DISQUS

Next Big Future: Vision of the Future Mostly Unchanged: You Get What You Pay for

  • ZZMike · 1 year ago
    We all know how life extension research and application will go - we've read it a dozen or so times in science-fiction stories and novels. The rich - and not just the rich, but the ultra-rich - will be the first beneficiaries. And since they know that there are only so many habitable hectares on the planet, they are going to keep it to themselves.

    Even today, when we don't have that much extension, we do have a "die in a young-looking body" technology, one that's affordable to the merely rich.

    In terms of funding, why should nanotech (for one) have to have a different funding model than any other? Companies develop a technology, using their R&D budget, bring it to market, sell it to make a profit. Investors get in early by buying stock in the companies they think are going to survive the weeding-out process.
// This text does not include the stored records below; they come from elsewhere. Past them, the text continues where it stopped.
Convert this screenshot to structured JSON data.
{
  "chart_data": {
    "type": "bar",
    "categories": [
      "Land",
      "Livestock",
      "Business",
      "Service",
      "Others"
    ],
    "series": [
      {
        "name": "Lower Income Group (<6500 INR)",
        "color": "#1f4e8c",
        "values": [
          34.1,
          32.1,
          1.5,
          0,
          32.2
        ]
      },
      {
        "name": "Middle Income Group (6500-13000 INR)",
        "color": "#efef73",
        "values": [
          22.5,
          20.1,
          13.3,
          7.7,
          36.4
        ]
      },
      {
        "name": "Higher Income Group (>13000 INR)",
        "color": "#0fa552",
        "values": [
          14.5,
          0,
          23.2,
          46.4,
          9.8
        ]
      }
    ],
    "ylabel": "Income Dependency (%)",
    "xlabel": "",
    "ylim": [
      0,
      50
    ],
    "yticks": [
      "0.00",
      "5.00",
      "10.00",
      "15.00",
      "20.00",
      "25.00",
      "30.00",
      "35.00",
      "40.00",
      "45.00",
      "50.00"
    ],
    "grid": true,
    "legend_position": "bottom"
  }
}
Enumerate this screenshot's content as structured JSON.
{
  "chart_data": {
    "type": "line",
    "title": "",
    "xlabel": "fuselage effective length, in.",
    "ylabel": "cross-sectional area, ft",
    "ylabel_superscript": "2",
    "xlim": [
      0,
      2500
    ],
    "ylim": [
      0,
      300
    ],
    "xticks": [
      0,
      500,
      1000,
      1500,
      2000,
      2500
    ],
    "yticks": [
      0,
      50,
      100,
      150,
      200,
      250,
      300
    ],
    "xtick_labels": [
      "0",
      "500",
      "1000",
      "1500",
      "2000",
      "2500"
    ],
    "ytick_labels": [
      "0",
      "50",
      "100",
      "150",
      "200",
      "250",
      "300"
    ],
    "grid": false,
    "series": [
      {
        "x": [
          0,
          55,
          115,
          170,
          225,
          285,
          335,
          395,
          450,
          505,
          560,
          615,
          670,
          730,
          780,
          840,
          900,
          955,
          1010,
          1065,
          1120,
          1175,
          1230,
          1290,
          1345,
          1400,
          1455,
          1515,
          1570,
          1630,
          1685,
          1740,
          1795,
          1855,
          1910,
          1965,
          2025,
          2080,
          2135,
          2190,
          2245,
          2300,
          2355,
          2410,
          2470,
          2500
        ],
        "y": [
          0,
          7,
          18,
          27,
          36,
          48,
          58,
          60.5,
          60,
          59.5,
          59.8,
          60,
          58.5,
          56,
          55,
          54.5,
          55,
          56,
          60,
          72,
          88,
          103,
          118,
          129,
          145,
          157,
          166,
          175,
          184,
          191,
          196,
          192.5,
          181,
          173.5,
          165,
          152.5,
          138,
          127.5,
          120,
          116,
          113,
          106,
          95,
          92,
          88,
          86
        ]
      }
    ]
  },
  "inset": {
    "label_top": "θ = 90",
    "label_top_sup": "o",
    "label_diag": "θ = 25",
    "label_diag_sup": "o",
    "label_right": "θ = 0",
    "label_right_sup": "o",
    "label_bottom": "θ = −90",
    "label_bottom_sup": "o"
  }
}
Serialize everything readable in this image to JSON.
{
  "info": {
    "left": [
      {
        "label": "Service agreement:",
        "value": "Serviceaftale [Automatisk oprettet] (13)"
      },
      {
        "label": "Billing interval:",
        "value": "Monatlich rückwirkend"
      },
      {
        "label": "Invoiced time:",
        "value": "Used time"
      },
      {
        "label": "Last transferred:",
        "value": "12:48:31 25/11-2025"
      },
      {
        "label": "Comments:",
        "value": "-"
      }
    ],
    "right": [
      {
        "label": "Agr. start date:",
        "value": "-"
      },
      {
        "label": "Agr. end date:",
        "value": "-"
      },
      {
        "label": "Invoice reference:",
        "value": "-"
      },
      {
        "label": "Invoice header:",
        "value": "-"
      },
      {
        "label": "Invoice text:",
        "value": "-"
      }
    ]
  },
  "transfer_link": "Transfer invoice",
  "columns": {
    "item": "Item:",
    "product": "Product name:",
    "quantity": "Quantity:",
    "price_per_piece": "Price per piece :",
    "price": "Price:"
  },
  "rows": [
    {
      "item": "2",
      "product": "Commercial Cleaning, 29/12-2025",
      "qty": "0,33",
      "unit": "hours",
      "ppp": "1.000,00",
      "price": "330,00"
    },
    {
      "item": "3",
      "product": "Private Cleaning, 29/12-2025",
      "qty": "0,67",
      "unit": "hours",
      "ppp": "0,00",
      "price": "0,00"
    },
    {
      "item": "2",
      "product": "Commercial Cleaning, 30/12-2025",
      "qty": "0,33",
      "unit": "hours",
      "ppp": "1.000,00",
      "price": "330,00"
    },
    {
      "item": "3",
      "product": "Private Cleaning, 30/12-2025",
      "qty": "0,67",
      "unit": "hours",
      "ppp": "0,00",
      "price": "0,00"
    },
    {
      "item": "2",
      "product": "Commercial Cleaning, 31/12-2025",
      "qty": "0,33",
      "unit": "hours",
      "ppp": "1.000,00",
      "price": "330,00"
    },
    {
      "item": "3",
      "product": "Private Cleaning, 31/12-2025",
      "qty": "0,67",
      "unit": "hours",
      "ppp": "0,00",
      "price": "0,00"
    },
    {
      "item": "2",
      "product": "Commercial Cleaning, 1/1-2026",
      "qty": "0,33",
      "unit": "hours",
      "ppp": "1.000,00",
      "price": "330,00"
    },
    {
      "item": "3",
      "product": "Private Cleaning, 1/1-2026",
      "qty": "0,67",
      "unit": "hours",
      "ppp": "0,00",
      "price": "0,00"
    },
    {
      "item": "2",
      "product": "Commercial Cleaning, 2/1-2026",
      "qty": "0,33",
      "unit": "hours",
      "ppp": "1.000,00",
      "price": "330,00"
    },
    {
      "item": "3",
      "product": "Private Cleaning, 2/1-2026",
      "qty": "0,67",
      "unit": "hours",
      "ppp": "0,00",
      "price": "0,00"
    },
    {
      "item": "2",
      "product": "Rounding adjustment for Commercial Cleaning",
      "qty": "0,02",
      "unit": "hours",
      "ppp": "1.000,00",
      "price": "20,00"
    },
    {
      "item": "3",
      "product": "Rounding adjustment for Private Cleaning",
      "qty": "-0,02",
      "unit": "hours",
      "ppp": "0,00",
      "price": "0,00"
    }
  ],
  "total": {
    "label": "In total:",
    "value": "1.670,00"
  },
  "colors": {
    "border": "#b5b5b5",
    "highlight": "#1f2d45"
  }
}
    Let's do the same here - it's worked in the past.
  • nextbigfuture · 1 year ago
    the current best life extension technologies and methods are mostly freely available to whoever is sufficiently personally motivated.

    1. eat right and exercise
    2. eating right involving okinawa diets (more fish, veggies and fruit), go for reduced calories (easier even for poorer people because it means buying less food) It also means eating out less and buying groceries and making your own meals
    3. Know your own family cancer history. Even poor people can ask their parents, grandparents, uncles and aunts what their cancer and cardiovascular and diabetic history is. Look online (at a library if needed) and find best procedures and diets to follow with the assumption that you need to watch out for those things.
    4. Follow safe sex practices and drive carefully while wearing a seatbelt
    5. Don't smoke, avoid drugs or drink to excess (cheaper, don't have buy cigarettes or alcohol or drugs)
    6. Avoid a violent lifestyle (ie avoid getting shot or tossed in jail)

    Even someone poor has a better than 50% chance of outliving Michael Crighton (multi-millionaire) who died of cancer at 66.Especially a developed country poor. 70% of people in developed countries live past 70 (World health Organization stats).